À plusieurs reprises, le pape François a affirmé la nécessité d’associer davantage les femmes, laïques ou consacrées, au « proces­sus décisionnel » dans l’Église, à tous les niveaux, depuis la paroisse jusqu’à la Curie. Il a procédé à plusieurs nominations significatives de femmes au sein des congrégations romaines ou des conseils pontificaux. Mais il a mis en garde aussi contre la tentation de la « cléricalisation » : « Les femmes dans l’Église doivent être valorisées, pas “cléricalisées”. Ceux qui rêvent de cardinaux féminins sont un peu atteints de cléricalisme » (15 décembre 2013). Et il a réaffirmé le 1er novembre 2016 : « En ce qui concerne l’ordination des femmes dans l’Église catholique, la dernière parole claire a été donnée par saint Jean-Paul II et celle-ci demeure. »

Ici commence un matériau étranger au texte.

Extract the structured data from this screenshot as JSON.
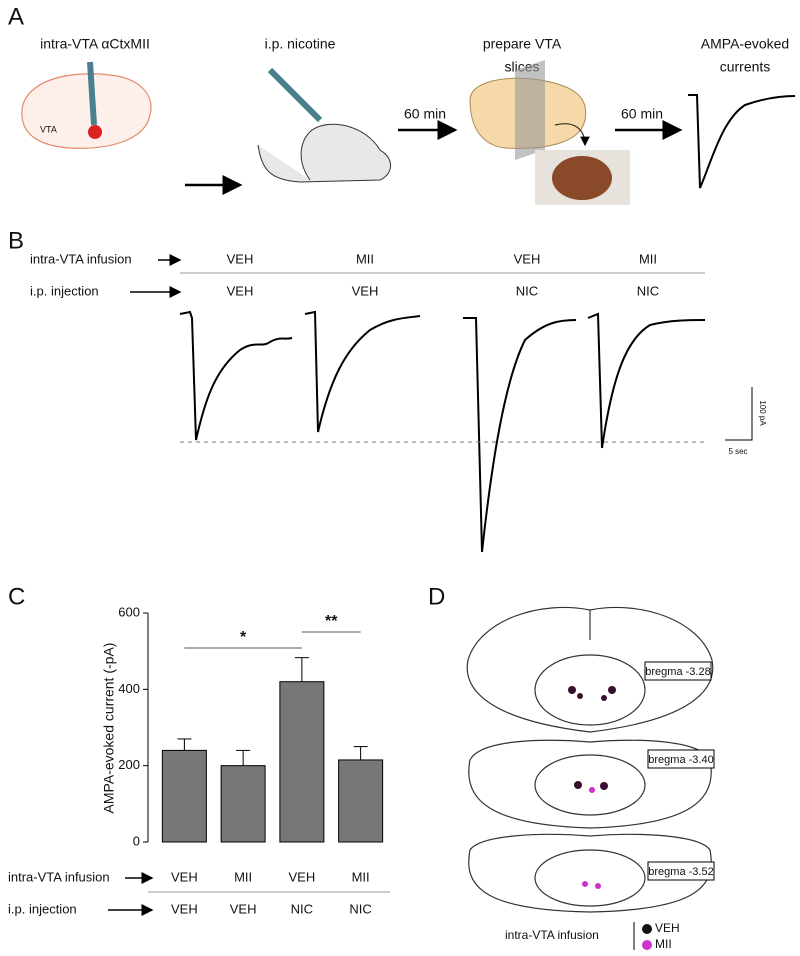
{
  "panel_a": {
    "label": "A",
    "steps": [
      [
        "intra-VTA αCtxMII"
      ],
      [
        "i.p. nicotine"
      ],
      [
        "prepare VTA",
        "slices"
      ],
      [
        "AMPA-evoked",
        "currents"
      ]
    ],
    "vta_label": "VTA",
    "delays": [
      "60 min",
      "60 min"
    ]
  },
  "panel_b": {
    "label": "B",
    "row_labels": [
      "intra-VTA infusion",
      "i.p. injection"
    ],
    "infusion": [
      "VEH",
      "MII",
      "VEH",
      "MII"
    ],
    "injection": [
      "VEH",
      "VEH",
      "NIC",
      "NIC"
    ],
    "scale_current": "100 pA",
    "scale_time": "5 sec"
  },
  "chart_data": {
    "type": "bar",
    "label": "C",
    "ylabel": "AMPA-evoked current (-pA)",
    "values": [
      240,
      200,
      420,
      215
    ],
    "errors": [
      30,
      40,
      63,
      35
    ],
    "color": "#777777",
    "ylim": [
      0,
      600
    ],
    "yticks": [
      0,
      200,
      400,
      600
    ],
    "rows": [
      {
        "name": "intra-VTA infusion",
        "labels": [
          "VEH",
          "MII",
          "VEH",
          "MII"
        ]
      },
      {
        "name": "i.p. injection",
        "labels": [
          "VEH",
          "VEH",
          "NIC",
          "NIC"
        ]
      }
    ],
    "significance": [
      {
        "label": "*",
        "from": 0,
        "to": 2
      },
      {
        "label": "**",
        "from": 2,
        "to": 3
      }
    ]
  },
  "panel_d": {
    "label": "D",
    "sections": [
      "bregma -3.28",
      "bregma -3.40",
      "bregma -3.52"
    ],
    "legend_title": "intra-VTA infusion",
    "legend": [
      {
        "name": "VEH",
        "color": "#111111"
      },
      {
        "name": "MII",
        "color": "#cc33cc"
      }
    ]
  }
}
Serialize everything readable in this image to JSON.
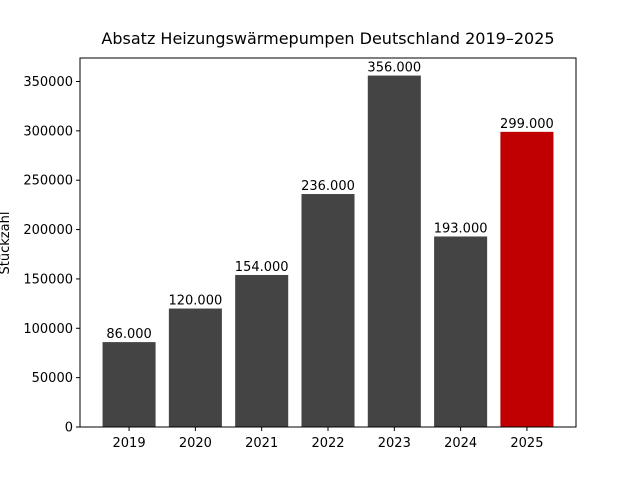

Anne Soupa, en se portant candidate à l’archevêché de Lyon, non seulement brave l’enseignement répété des papes, mais elle méconnaît complètement ce qu’est un évêque. Elle feint de croire qu’être évêque ou archevêque se réduit à un « poste de responsabilité » auquel tout baptisé suffisamment formé, homme ou femme, pourrait postuler. Mais les évêques ne sont pas des managers. Par la consécration épiscopale, reçue en communion hiérarchique avec le pape, ils ont une triple mission : munera docendi, regendi, sanctificandi (la charge d’enseigner, de gouverner et de sanctifier). À ce titre, ils sont successeurs des Apôtres. Or, Jésus n’a pas appelé et institué d’« apôtresses ».

Yves Chiron

(1) Albin Michel, 2020, 328 pages, 20,90 €.